Jamie Cachia

Personal information
- Born: 7 September 1987 (age 38)

Sport
- Sport: Field hockey
- Position: Goalkeeper

Senior career
- Years: Team / Caps / Goals
- 2006–2010: Durham University / - / -
- 2010–2011: Bowdon / - / -
- 2011–2014: Sheffield / - / -
- 2014–2022: Beeston / - / -

National team
- Years: Team / Caps / Goals
- 2010–2015: Scotland / 50 / -

Medal record
Representing Scotland
European Championship II
| Bronze medal – third place | 2011 Vinnytsia | Team |
| Bronze medal – third place | 2015 Prague | Team |

= Jamie Cachia =

Scottish field hockey player

James Douglas Cachia (born 7 September 1987) is a Scottish former field hockey goalkeeper who played for the Scotland men's national field hockey team.

== Biography ==
Cachia was educated at Craigclowan Preparatory School and Strathallan School and studied at Durham University. He was first called into the Scotland squad whilst studying at Durham University in 2009, where he played for Durham University Hockey Club for five years.
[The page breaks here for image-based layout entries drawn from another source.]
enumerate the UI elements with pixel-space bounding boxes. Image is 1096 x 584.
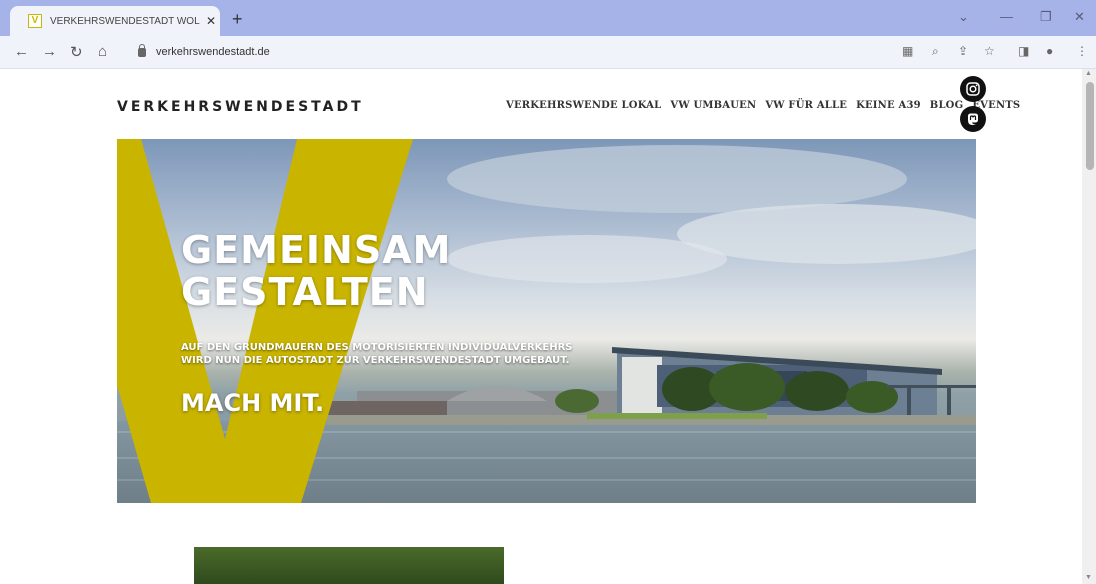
site-favicon-icon: V (28, 14, 42, 28)
hero-title-line: GEMEINSAM (181, 228, 452, 272)
zoom-icon[interactable]: ⌕ (932, 44, 939, 59)
side-panel-icon[interactable]: ◨ (1018, 44, 1029, 58)
scrollbar-thumb[interactable] (1086, 82, 1094, 170)
minimize-icon[interactable]: — (1000, 9, 1013, 24)
hero-subtitle-line: AUF DEN GRUNDMAUERN DES MOTORISIERTEN IN… (181, 342, 573, 353)
back-icon[interactable]: ← (14, 43, 29, 60)
address-bar[interactable]: verkehrswendestadt.de (130, 40, 890, 64)
restore-icon[interactable]: ❐ (1040, 9, 1052, 25)
nav-item-keine-a39[interactable]: KEINE A39 (856, 100, 921, 111)
tab-title: VERKEHRSWENDESTADT WOLFS (50, 15, 200, 27)
scroll-up-icon[interactable]: ▲ (1085, 70, 1092, 77)
teaser-image[interactable] (194, 547, 504, 584)
hero-title: GEMEINSAM GESTALTEN (181, 229, 451, 313)
instagram-icon[interactable] (960, 76, 986, 102)
browser-toolbar: ← → ↻ ⌂ verkehrswendestadt.de ▦ ⌕ ⇪ ☆ ◨ … (0, 36, 1096, 69)
reload-icon[interactable]: ↻ (70, 43, 83, 61)
hero-subtitle: AUF DEN GRUNDMAUERN DES MOTORISIERTEN IN… (181, 341, 573, 367)
tab-search-chevron-icon[interactable]: ⌄ (958, 9, 969, 25)
nav-item-vw-fuer-alle[interactable]: VW FÜR ALLE (765, 100, 847, 111)
profile-icon[interactable]: ● (1046, 44, 1053, 58)
tab-close-icon[interactable]: ✕ (206, 14, 216, 28)
url-text[interactable]: verkehrswendestadt.de (156, 46, 270, 58)
home-icon[interactable]: ⌂ (98, 43, 107, 60)
share-icon[interactable]: ⇪ (958, 44, 968, 58)
nav-item-verkehrswende-lokal[interactable]: VERKEHRSWENDE LOKAL (506, 100, 661, 111)
hero-subtitle-line: WIRD NUN DIE AUTOSTADT ZUR VERKEHRSWENDE… (181, 355, 570, 366)
browser-tab[interactable]: V VERKEHRSWENDESTADT WOLFS ✕ (10, 6, 220, 36)
browser-tab-bar: V VERKEHRSWENDESTADT WOLFS ✕ + ⌄ — ❐ ✕ (0, 0, 1096, 36)
nav-item-blog[interactable]: BLOG (930, 100, 964, 111)
hero-banner: GEMEINSAM GESTALTEN AUF DEN GRUNDMAUERN … (117, 139, 976, 503)
lock-icon[interactable] (138, 43, 146, 57)
hero-illustration (117, 139, 976, 503)
menu-kebab-icon[interactable]: ⋮ (1076, 44, 1088, 58)
mastodon-icon[interactable] (960, 106, 986, 132)
hero-title-line: GESTALTEN (181, 270, 429, 314)
close-window-icon[interactable]: ✕ (1074, 9, 1085, 25)
translate-icon[interactable]: ▦ (902, 44, 913, 58)
site-logo[interactable]: VERKEHRSWENDESTADT (117, 99, 364, 115)
main-navigation: VERKEHRSWENDE LOKAL VW UMBAUEN VW FÜR AL… (506, 100, 1020, 111)
new-tab-icon[interactable]: + (232, 9, 243, 30)
scroll-down-icon[interactable]: ▼ (1085, 574, 1092, 581)
nav-item-vw-umbauen[interactable]: VW UMBAUEN (670, 100, 756, 111)
bookmark-star-icon[interactable]: ☆ (984, 44, 995, 58)
hero-cta-link[interactable]: MACH MIT. (181, 389, 324, 417)
forward-icon[interactable]: → (42, 43, 57, 60)
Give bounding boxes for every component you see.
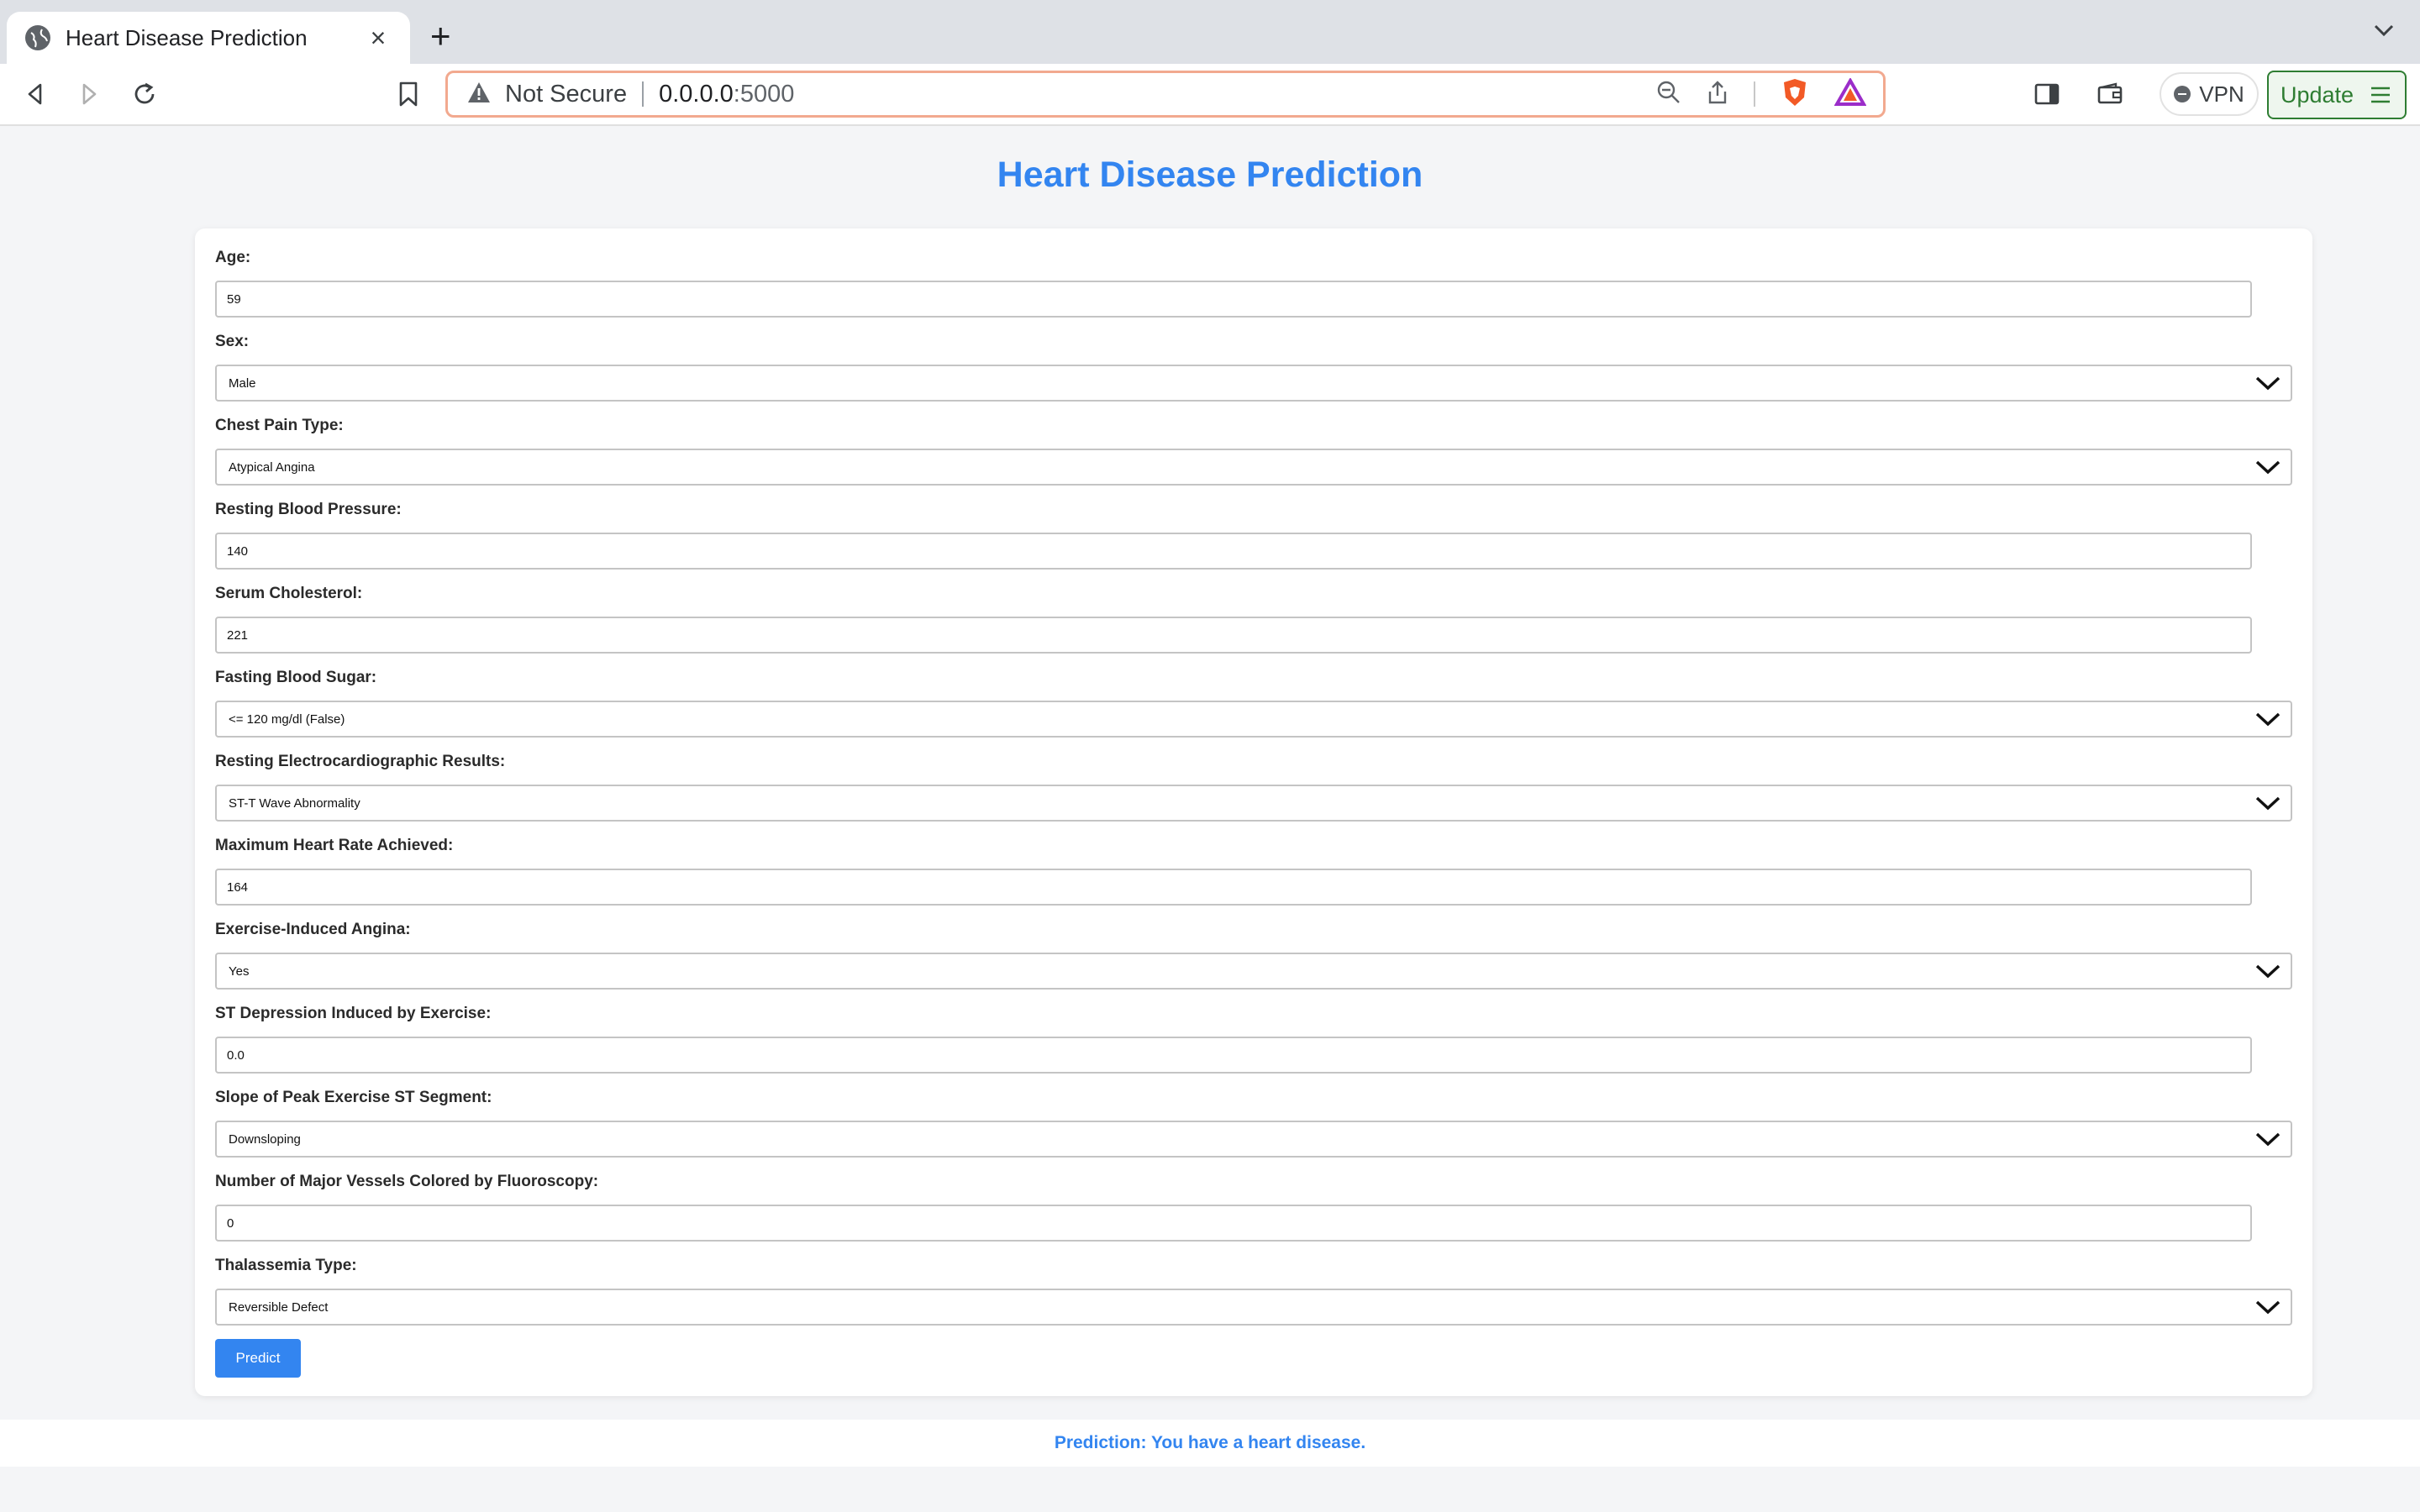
thal-select[interactable]: Reversible Defect [215,1289,2292,1326]
address-bar-divider [1754,81,1755,107]
fasting-bs-label: Fasting Blood Sugar: [215,669,377,686]
back-button[interactable] [17,76,54,113]
url-port: :5000 [733,80,795,108]
forward-icon [82,83,97,105]
close-icon[interactable]: × [365,23,392,54]
chevron-down-icon[interactable] [2373,22,2395,43]
max-hr-input[interactable] [215,869,2252,906]
prediction-result-banner: Prediction: You have a heart disease. [0,1420,2420,1467]
vpn-status-icon [2174,86,2191,102]
sex-select[interactable]: Male [215,365,2292,402]
max-hr-label: Maximum Heart Rate Achieved: [215,837,454,854]
cholesterol-label: Serum Cholesterol: [215,585,363,602]
chevron-down-icon [2255,1300,2281,1315]
rest-ecg-select[interactable]: ST-T Wave Abnormality [215,785,2292,822]
globe-icon [25,25,50,50]
brave-shields-icon[interactable] [1781,77,1809,112]
back-icon [28,83,42,105]
chevron-down-icon [2255,712,2281,727]
wallet-button[interactable] [2092,76,2129,113]
url-host: 0.0.0.0 [659,80,734,108]
update-label: Update [2281,81,2354,108]
chest-pain-select[interactable]: Atypical Angina [215,449,2292,486]
browser-tab[interactable]: Heart Disease Prediction × [7,12,410,64]
brave-rewards-icon[interactable] [1833,76,1867,111]
tab-title: Heart Disease Prediction [66,24,308,50]
security-status[interactable]: Not Secure [505,81,627,108]
fasting-bs-selected-value: <= 120 mg/dl (False) [229,711,345,727]
prediction-form: Age: Sex: Male Chest Pain Type: Atypical… [195,228,2312,1396]
chevron-down-icon [2255,460,2281,475]
browser-toolbar: Not Secure 0.0.0.0 :5000 VPN Update [0,64,2420,126]
thal-selected-value: Reversible Defect [229,1299,329,1315]
predict-button[interactable]: Predict [215,1339,301,1378]
chest-pain-label: Chest Pain Type: [215,417,344,434]
slope-select[interactable]: Downsloping [215,1121,2292,1158]
thal-label: Thalassemia Type: [215,1257,357,1274]
chevron-down-icon [2255,376,2281,391]
resting-bp-label: Resting Blood Pressure: [215,501,402,518]
forward-button[interactable] [71,76,108,113]
browser-tab-strip: Heart Disease Prediction × + [0,0,2420,64]
bookmark-icon [399,81,418,107]
wallet-icon [2097,82,2123,104]
vpn-button[interactable]: VPN [2160,72,2259,116]
age-label: Age: [215,249,251,266]
chevron-down-icon [2255,796,2281,811]
fasting-bs-select[interactable]: <= 120 mg/dl (False) [215,701,2292,738]
chest-pain-selected-value: Atypical Angina [229,459,315,475]
prediction-result: Prediction: You have a heart disease. [1054,1433,1366,1452]
exercise-angina-select[interactable]: Yes [215,953,2292,990]
chevron-down-icon [2255,964,2281,979]
vessels-label: Number of Major Vessels Colored by Fluor… [215,1173,599,1190]
exercise-angina-selected-value: Yes [229,963,250,979]
update-button[interactable]: Update [2267,71,2407,119]
st-depression-input[interactable] [215,1037,2252,1074]
cholesterol-input[interactable] [215,617,2252,654]
sex-selected-value: Male [229,375,256,391]
sex-label: Sex: [215,333,250,350]
resting-bp-input[interactable] [215,533,2252,570]
share-icon[interactable] [1707,80,1728,109]
address-bar[interactable]: Not Secure 0.0.0.0 :5000 [445,71,1886,118]
bookmark-button[interactable] [390,76,427,113]
slope-label: Slope of Peak Exercise ST Segment: [215,1089,492,1106]
sidebar-toggle-button[interactable] [2028,76,2065,113]
chevron-down-icon [2255,1132,2281,1147]
age-input[interactable] [215,281,2252,318]
zoom-out-icon[interactable] [1656,80,1681,109]
address-bar-actions [1656,73,1867,115]
new-tab-button[interactable]: + [430,18,451,54]
vpn-label: VPN [2199,81,2244,107]
reload-button[interactable] [126,76,163,113]
st-depression-label: ST Depression Induced by Exercise: [215,1005,492,1022]
menu-icon [2371,87,2390,103]
page-title: Heart Disease Prediction [997,155,1423,195]
sidebar-icon [2034,83,2060,105]
rest-ecg-label: Resting Electrocardiographic Results: [215,753,506,770]
exercise-angina-label: Exercise-Induced Angina: [215,921,411,938]
vessels-input[interactable] [215,1205,2252,1242]
warning-icon [466,81,492,108]
reload-icon [134,82,155,104]
rest-ecg-selected-value: ST-T Wave Abnormality [229,795,360,811]
url-divider [642,81,644,107]
slope-selected-value: Downsloping [229,1131,301,1147]
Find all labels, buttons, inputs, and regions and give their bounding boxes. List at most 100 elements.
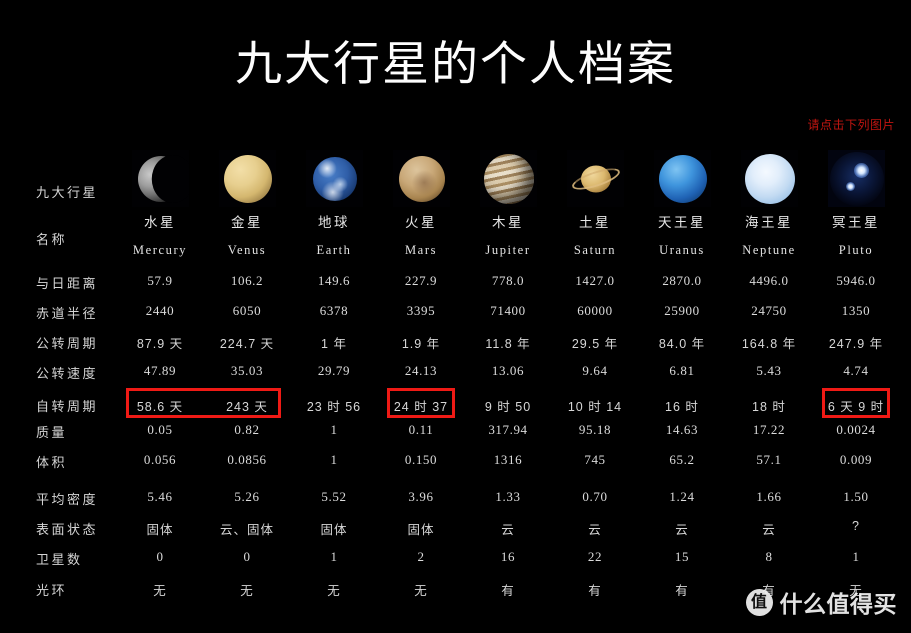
orbital_period-cell-5: 29.5 年 [571,337,619,351]
neptune-planet-icon[interactable] [741,150,798,207]
mars-disc [398,155,445,202]
mercury-shade [151,154,189,203]
neptune-disc [744,153,795,204]
distance-cell-3: 227.9 [404,273,438,288]
satellites-cell-8: 1 [852,549,860,564]
mass-cell-0: 0.05 [147,422,173,437]
density-cell-4: 1.33 [495,489,521,504]
planet-name-en-3: Mars [404,243,438,257]
mass-cell-4: 317.94 [488,422,528,437]
volume-cell-5: 745 [584,452,606,467]
rotation-cell-4: 9 时 50 [484,400,532,414]
row-label-12: 光环 [36,583,68,598]
surface-cell-5: 云 [588,523,602,537]
volume-cell-7: 57.1 [756,452,782,467]
planet-name-cn-0: 水星 [144,215,176,230]
planet-name-cn-1: 金星 [231,215,263,230]
planet-name-en-5: Saturn [573,243,617,257]
orbital_period-cell-1: 224.7 天 [219,337,275,351]
orbital_speed-cell-3: 24.13 [404,363,438,378]
mass-cell-6: 14.63 [665,422,699,437]
density-cell-7: 1.66 [756,489,782,504]
surface-cell-2: 固体 [320,523,348,537]
venus-disc [223,154,272,203]
planet-name-cn-3: 火星 [405,215,437,230]
orbital_speed-cell-2: 29.79 [317,363,351,378]
planet-name-cn-2: 地球 [318,215,350,230]
jupiter-planet-icon[interactable] [480,150,537,207]
row-label-8: 体积 [36,455,68,470]
row-label-6: 自转周期 [36,399,99,414]
volume-cell-8: 0.009 [839,452,873,467]
radius-cell-1: 6050 [232,303,262,318]
rotation-cell-0: 58.6 天 [136,400,184,414]
planet-name-cn-8: 冥王星 [832,215,880,230]
pluto-star2 [846,182,855,191]
volume-cell-0: 0.056 [143,452,177,467]
surface-cell-4: 云 [501,523,515,537]
mercury-planet-icon[interactable] [132,150,189,207]
watermark-text: 什么值得买 [779,591,897,617]
saturn-planet-icon[interactable] [567,150,624,207]
radius-cell-2: 6378 [319,303,349,318]
planet-name-cn-6: 天王星 [658,215,706,230]
row-label-0: 九大行星 [36,185,99,200]
earth-disc [312,156,357,201]
mass-cell-2: 1 [330,422,338,437]
radius-cell-5: 60000 [577,303,613,318]
row-label-7: 质量 [36,425,68,440]
row-label-5: 公转速度 [36,366,99,381]
satellites-cell-3: 2 [417,549,425,564]
surface-cell-0: 固体 [146,523,174,537]
mass-cell-1: 0.82 [234,422,260,437]
uranus-planet-icon[interactable] [654,150,711,207]
distance-cell-1: 106.2 [230,273,264,288]
rotation-cell-8: 6 天 9 时 [827,400,885,414]
orbital_period-cell-7: 164.8 年 [741,337,797,351]
orbital_period-cell-2: 1 年 [321,337,347,351]
rings-cell-6: 有 [675,584,689,598]
rings-cell-0: 无 [153,584,167,598]
rotation-cell-5: 10 时 14 [567,400,623,414]
planet-name-cn-5: 土星 [579,215,611,230]
planet-name-en-1: Venus [227,243,267,257]
surface-cell-8: ? [852,519,860,533]
orbital_speed-cell-7: 5.43 [756,363,782,378]
planet-name-en-8: Pluto [838,243,874,257]
orbital_speed-cell-6: 6.81 [669,363,695,378]
row-label-1: 名称 [36,232,68,247]
rotation-cell-3: 24 时 37 [393,400,449,414]
jupiter-disc [483,153,534,204]
pluto-planet-icon[interactable] [828,150,885,207]
density-cell-5: 0.70 [582,489,608,504]
watermark: 值 什么值得买 [745,585,898,619]
planet-name-cn-4: 木星 [492,215,524,230]
volume-cell-6: 65.2 [669,452,695,467]
distance-cell-6: 2870.0 [662,273,702,288]
orbital_speed-cell-8: 4.74 [843,363,869,378]
row-label-10: 表面状态 [36,522,99,537]
density-cell-6: 1.24 [669,489,695,504]
satellites-cell-2: 1 [330,549,338,564]
density-cell-3: 3.96 [408,489,434,504]
page-title: 九大行星的个人档案 [235,37,676,90]
surface-cell-6: 云 [675,523,689,537]
radius-cell-6: 25900 [664,303,700,318]
mars-planet-icon[interactable] [393,150,450,207]
rings-cell-5: 有 [588,584,602,598]
satellites-cell-1: 0 [243,549,251,564]
density-cell-2: 5.52 [321,489,347,504]
earth-planet-icon[interactable] [306,150,363,207]
orbital_speed-cell-1: 35.03 [230,363,264,378]
surface-cell-7: 云 [762,523,776,537]
mass-cell-7: 17.22 [752,422,786,437]
row-label-3: 赤道半径 [36,306,99,321]
pluto-star1 [854,163,869,178]
venus-planet-icon[interactable] [219,150,276,207]
radius-cell-3: 3395 [406,303,436,318]
satellites-cell-6: 15 [674,549,690,564]
distance-cell-5: 1427.0 [575,273,615,288]
satellites-cell-0: 0 [156,549,164,564]
mass-cell-3: 0.11 [408,422,434,437]
satellites-cell-7: 8 [765,549,773,564]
He gained a 2:1 in Geography and Education and became a qualified geography teacher. Playing for Bowdon in 2010/11, he was selected as a travelling reserve for the Scotland squad that finished in ninth place at the 2010 Commonwealth Games. He won a bronze medal with the team at the 2011 Men's EuroHockey Championship II in Vinnytsia, Ukraine.

From 2011 to 2014 Cachia played for Sheffield Hockey Club and was also a member of the Scotland squad that played in the 2011 EuroHockey Nations Championship II in Ukraine and the 2013 EuroHockey Nations Championship II in Austria.

On 12 June 2014 Cachia was selected as a member of Team Scotland for the Glasgow 2014 Commonwealth Games. After the Commonwealth Games he joined Beeston Hockey Club in the Men's England Hockey League Premier Division. He won a bronze medal with Scotland at the 2015 Men's EuroHockey Championship II in Prague.

In 2022, Cachia became the Women's Hockey Performance Head Coach at Loughborough University - leaving his prior identical position at Birmingham University.